The hardware expects to be given a list of path ids corresponding to each step on the node (note that in the odgi implementation, the steps are stored as a vector, where each step is represented by a tuple including the path id of the step), and a vector, paths_to_consider, where paths_on_node[id] == 1 if and only if we want to consider the path whose id is id. This vector is generated from a separate input file. Node depth then iterates through the list of path ids, checks if we should consider this path in our calculations, and if so, adds one to the accumulator. To compute the unique node depth, the vector paths_on_node is computed, where paths_on_node[id] == 1 if and only if the path whose id is id crosses the node. Then depth.uniq = sum(paths_on_node & paths_to_consider).

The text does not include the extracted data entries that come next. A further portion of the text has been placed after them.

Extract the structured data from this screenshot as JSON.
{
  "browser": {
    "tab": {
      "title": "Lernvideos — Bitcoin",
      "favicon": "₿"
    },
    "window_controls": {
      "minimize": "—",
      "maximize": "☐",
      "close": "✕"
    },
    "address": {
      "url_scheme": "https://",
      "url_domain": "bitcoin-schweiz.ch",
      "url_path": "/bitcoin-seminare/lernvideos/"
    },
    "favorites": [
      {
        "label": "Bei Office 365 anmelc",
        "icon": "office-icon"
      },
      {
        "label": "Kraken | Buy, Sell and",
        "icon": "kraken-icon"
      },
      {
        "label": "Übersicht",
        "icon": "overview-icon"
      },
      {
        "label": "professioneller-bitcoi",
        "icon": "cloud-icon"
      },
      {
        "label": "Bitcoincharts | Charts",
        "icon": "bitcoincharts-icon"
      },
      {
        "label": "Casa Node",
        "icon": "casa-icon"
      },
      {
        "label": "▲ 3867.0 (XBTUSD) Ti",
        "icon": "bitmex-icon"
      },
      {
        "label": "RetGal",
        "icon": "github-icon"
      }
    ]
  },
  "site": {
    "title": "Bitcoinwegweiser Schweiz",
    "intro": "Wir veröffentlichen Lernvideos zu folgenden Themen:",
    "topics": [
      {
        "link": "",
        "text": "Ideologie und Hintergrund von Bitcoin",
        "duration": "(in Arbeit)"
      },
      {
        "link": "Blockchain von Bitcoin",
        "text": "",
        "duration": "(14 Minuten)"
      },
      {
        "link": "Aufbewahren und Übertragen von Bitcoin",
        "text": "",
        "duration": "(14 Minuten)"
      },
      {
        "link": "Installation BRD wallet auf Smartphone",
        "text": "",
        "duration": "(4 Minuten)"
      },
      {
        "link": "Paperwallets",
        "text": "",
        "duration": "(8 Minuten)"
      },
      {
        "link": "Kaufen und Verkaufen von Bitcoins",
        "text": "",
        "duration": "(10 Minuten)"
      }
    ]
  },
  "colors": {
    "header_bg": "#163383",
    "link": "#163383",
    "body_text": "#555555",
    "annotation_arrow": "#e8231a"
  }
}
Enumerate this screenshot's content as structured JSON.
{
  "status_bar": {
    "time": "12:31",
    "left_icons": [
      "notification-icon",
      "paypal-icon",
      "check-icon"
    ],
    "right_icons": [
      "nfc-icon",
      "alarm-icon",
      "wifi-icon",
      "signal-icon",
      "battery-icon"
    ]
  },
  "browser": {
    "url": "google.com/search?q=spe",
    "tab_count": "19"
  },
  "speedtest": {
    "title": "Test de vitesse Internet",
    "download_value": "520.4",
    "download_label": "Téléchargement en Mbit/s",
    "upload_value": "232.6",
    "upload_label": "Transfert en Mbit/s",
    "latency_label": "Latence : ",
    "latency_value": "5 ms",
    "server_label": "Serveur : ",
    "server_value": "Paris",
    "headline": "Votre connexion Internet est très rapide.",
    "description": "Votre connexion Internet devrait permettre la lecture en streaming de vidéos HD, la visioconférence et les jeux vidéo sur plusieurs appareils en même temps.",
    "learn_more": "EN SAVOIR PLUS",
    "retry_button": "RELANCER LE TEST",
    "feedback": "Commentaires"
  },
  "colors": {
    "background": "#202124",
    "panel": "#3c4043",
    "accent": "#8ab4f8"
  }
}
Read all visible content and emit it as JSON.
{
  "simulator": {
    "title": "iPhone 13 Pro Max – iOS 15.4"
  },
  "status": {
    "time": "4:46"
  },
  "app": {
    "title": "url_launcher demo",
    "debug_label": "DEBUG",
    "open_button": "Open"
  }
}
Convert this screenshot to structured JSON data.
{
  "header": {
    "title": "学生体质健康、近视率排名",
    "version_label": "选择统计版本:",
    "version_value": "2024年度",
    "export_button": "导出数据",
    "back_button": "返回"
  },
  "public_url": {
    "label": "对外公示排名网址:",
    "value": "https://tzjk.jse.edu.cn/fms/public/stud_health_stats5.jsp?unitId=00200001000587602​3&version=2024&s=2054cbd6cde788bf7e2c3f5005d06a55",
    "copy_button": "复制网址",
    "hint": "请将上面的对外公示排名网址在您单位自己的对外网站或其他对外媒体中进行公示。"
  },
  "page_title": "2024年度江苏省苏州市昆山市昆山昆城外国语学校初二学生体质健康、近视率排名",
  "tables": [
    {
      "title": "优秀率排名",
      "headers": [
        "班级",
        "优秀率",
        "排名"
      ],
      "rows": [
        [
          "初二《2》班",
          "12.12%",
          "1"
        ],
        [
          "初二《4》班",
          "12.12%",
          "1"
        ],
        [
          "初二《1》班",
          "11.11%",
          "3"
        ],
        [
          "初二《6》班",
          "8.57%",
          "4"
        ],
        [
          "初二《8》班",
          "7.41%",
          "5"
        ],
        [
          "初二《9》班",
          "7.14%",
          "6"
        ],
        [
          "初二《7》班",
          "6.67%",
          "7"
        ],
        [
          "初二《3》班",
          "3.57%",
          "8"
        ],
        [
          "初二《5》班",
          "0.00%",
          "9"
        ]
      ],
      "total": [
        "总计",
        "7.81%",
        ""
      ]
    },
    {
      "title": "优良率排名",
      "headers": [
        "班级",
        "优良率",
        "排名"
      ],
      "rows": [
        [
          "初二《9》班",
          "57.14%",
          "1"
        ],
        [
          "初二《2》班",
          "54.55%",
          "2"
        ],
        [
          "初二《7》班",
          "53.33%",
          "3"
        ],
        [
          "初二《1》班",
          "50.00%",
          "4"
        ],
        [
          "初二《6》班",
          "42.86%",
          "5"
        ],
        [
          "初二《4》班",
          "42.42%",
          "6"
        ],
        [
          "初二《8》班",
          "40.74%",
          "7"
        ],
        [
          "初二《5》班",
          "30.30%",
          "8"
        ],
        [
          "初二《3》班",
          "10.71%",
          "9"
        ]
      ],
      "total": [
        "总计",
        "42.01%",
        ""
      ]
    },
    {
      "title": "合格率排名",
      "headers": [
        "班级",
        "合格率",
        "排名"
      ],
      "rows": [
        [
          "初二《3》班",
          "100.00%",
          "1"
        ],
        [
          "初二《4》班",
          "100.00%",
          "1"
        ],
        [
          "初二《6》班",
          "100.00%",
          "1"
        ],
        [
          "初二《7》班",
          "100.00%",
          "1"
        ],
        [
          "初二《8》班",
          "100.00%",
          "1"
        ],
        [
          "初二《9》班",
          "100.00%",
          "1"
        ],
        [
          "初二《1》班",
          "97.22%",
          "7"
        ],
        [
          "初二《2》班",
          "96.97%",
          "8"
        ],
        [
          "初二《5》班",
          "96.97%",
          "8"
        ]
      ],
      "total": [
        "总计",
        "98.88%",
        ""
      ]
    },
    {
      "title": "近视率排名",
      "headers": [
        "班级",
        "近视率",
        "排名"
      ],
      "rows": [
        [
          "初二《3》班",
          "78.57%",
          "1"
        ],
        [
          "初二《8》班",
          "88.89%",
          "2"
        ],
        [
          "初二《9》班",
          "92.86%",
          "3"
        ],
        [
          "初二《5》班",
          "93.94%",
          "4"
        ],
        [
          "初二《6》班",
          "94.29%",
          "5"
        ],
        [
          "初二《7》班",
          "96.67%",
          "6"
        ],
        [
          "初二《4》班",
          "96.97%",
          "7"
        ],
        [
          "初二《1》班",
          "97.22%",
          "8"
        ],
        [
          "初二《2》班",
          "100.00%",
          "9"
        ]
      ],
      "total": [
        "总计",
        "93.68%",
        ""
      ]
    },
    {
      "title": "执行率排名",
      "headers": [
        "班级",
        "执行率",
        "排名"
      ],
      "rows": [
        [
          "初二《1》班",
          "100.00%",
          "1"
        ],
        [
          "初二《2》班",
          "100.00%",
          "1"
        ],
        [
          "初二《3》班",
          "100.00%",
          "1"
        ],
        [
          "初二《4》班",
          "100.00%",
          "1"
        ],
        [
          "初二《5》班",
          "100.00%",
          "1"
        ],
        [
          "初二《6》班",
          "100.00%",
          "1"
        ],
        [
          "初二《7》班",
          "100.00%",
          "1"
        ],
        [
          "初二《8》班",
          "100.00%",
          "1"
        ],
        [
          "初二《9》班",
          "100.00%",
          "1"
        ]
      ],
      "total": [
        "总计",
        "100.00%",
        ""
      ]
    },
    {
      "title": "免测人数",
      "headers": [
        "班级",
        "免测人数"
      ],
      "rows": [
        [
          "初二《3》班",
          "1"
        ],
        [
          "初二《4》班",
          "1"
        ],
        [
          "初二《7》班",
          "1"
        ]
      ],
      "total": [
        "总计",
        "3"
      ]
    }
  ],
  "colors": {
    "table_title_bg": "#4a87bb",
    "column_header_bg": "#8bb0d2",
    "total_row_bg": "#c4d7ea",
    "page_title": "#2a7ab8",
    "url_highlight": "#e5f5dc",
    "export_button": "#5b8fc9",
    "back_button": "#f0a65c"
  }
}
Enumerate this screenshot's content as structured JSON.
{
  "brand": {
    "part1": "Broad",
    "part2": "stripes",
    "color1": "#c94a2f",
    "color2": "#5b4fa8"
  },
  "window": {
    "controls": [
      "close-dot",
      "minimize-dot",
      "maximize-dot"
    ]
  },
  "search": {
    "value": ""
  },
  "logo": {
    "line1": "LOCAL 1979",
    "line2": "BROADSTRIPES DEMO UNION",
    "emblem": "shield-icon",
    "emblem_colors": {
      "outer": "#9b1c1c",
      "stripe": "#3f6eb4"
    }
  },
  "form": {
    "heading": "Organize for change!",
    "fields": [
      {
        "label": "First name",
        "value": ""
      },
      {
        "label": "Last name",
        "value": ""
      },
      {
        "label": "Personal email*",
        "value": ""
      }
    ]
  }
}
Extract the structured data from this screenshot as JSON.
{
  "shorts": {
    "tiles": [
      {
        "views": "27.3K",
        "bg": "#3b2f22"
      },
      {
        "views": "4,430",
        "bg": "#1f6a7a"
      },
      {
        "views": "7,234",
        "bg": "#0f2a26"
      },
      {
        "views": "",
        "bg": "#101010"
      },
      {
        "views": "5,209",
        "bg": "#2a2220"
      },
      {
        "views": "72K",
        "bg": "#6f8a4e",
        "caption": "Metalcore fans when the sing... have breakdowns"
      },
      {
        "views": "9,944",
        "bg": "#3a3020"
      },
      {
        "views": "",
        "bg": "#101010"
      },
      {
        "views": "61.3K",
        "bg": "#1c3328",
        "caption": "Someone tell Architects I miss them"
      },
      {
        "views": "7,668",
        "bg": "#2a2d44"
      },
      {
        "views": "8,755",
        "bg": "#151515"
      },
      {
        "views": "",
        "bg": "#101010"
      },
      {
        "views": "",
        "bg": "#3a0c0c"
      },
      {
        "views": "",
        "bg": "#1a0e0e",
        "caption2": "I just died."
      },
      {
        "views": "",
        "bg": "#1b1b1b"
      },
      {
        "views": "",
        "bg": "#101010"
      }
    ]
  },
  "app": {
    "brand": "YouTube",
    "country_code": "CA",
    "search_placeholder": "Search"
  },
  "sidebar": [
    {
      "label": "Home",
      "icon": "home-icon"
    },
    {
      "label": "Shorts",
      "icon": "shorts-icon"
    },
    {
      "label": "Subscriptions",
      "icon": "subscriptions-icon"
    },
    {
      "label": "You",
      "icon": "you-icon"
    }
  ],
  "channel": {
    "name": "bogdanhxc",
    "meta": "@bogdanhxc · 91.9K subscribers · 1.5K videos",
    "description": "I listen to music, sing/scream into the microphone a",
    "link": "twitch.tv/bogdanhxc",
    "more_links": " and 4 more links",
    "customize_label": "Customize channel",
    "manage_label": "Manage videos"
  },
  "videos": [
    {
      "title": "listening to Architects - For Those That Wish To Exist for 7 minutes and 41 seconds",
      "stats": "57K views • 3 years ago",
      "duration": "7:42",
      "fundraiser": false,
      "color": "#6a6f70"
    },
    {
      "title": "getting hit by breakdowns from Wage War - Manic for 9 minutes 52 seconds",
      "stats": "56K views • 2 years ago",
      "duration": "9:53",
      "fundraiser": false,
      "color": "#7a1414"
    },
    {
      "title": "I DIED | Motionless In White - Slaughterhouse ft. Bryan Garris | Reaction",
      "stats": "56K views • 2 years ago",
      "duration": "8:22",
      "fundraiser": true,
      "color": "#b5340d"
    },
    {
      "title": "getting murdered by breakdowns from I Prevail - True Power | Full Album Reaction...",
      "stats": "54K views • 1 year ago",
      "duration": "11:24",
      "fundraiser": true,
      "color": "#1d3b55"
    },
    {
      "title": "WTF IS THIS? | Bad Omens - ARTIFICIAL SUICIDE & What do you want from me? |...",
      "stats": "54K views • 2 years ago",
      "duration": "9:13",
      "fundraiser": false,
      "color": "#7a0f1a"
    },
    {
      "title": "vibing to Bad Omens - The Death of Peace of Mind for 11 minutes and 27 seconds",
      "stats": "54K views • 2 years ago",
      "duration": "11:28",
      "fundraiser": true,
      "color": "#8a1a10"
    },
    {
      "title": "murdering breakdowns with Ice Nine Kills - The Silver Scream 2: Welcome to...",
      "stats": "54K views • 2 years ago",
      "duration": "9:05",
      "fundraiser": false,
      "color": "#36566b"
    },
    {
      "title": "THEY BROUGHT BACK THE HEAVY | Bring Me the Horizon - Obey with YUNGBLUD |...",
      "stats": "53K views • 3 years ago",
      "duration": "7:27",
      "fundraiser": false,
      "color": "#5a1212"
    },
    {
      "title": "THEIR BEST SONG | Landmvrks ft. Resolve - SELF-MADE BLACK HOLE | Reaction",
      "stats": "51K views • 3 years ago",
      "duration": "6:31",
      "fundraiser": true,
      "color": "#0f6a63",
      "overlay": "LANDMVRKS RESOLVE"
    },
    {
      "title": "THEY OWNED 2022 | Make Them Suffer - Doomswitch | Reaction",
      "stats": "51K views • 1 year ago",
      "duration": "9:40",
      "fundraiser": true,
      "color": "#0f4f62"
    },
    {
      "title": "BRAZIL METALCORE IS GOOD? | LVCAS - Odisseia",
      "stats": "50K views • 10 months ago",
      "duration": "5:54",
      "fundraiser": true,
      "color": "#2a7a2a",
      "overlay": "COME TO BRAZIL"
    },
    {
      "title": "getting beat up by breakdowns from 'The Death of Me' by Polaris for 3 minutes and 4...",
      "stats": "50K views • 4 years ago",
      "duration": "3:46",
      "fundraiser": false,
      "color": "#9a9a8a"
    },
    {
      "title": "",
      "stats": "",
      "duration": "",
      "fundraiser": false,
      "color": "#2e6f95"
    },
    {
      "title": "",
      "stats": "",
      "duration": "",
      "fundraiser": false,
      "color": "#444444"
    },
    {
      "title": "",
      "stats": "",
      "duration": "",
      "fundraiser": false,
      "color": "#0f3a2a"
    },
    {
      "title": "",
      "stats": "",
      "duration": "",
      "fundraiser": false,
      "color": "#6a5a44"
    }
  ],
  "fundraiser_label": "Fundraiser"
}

prototype/calyx_depth_simple.py dumps the calyx implementation to the terminal. To run the implementation, save this to a file (e.g., via python3 prototype/calyx_depth_simple.py > depth.futil) and use fud exec depth.futil --to dat --through verilog -s verilog.data depth.data, where depth.data can be generated via prototype/parse_data.py.

I tested this only on a few simple examples, but there are no known bugs in this implementation.